Saturday, June 09, 2007

Cupcake Madness

It was like a scene straight out of Ugly Betty. An order of 100 cupcakes, which I felt needed to be delivered as fresh as possible. So I baked them the afternoon before they were to be sent and frosted them after dinner. A task that took me through to 2am, when I finally crawled into bed only to wake early the next morning to deliver the bounty.

I call these Adult Cupcakes. In two flavours—banana and chocolate—both with dark chocolate whipped cream frosting.Kids don't like them. I know because my friend's four-year-old daughter took one bite of it and screwed up her face really bad. "It ain't sweet, Mommy!" she cried.
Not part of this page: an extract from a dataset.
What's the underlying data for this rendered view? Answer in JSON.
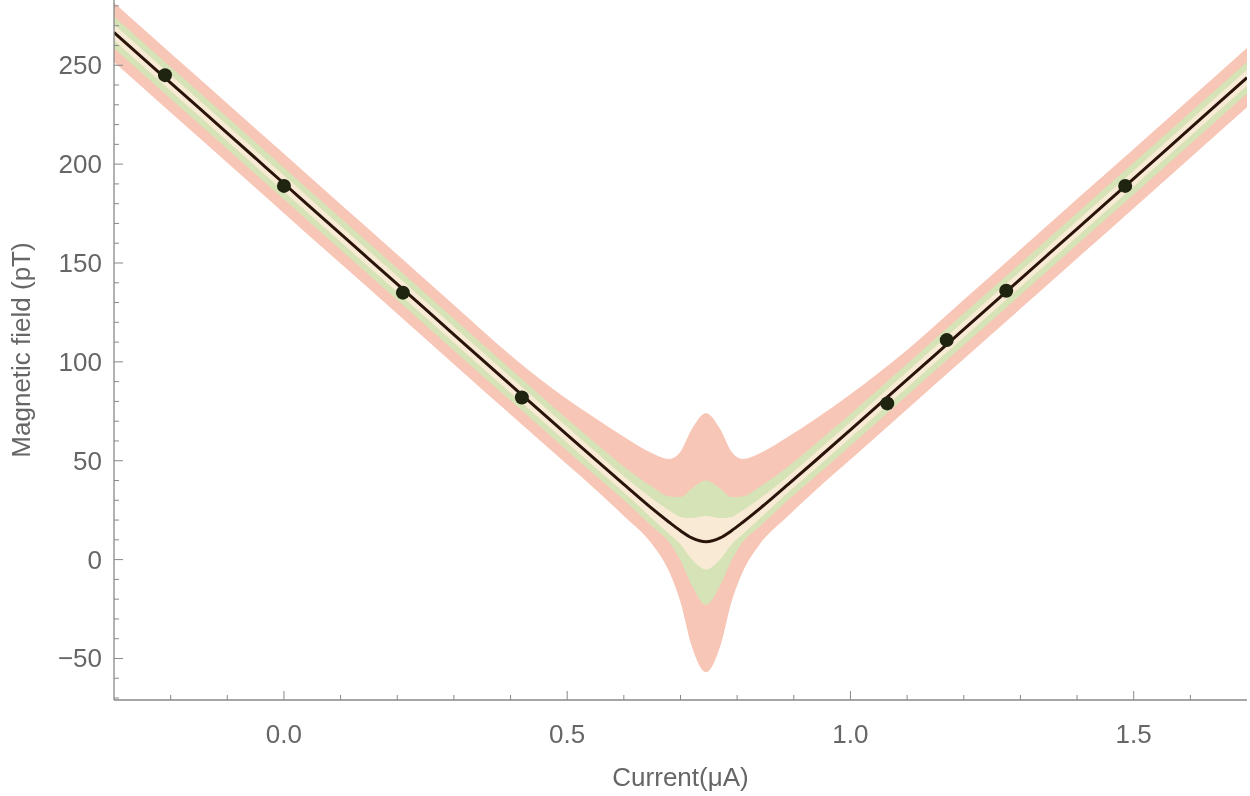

Her embarrassed mother attributed it to her daughter's Americanised palate.

Another friend ordered these for her nephew's birthday party. She later reported that few of the kids even touched the mini-cupcakes, but the adults polished them off with ease.

Personally, I like them for the moist cocoa flavoured sponge—in which I use corn oil rather than butter so they stay soft even when kept in the fridge. The frosting, made of fresh cream and melted 64% Valrhona Manjari chocolate, provides a lush, ever so slightly bitter edge that offsets the sweetness of the cake perfectly.

The banana cupcake is a lot richer, but no less delicious. Made with plenty of butter, they are better served at room temperature. Again, the deep chocolate whipped cream frosting cuts through the sweetness of the cake, but this time, the mouth feel is buttery, decadent and deliciously sinful.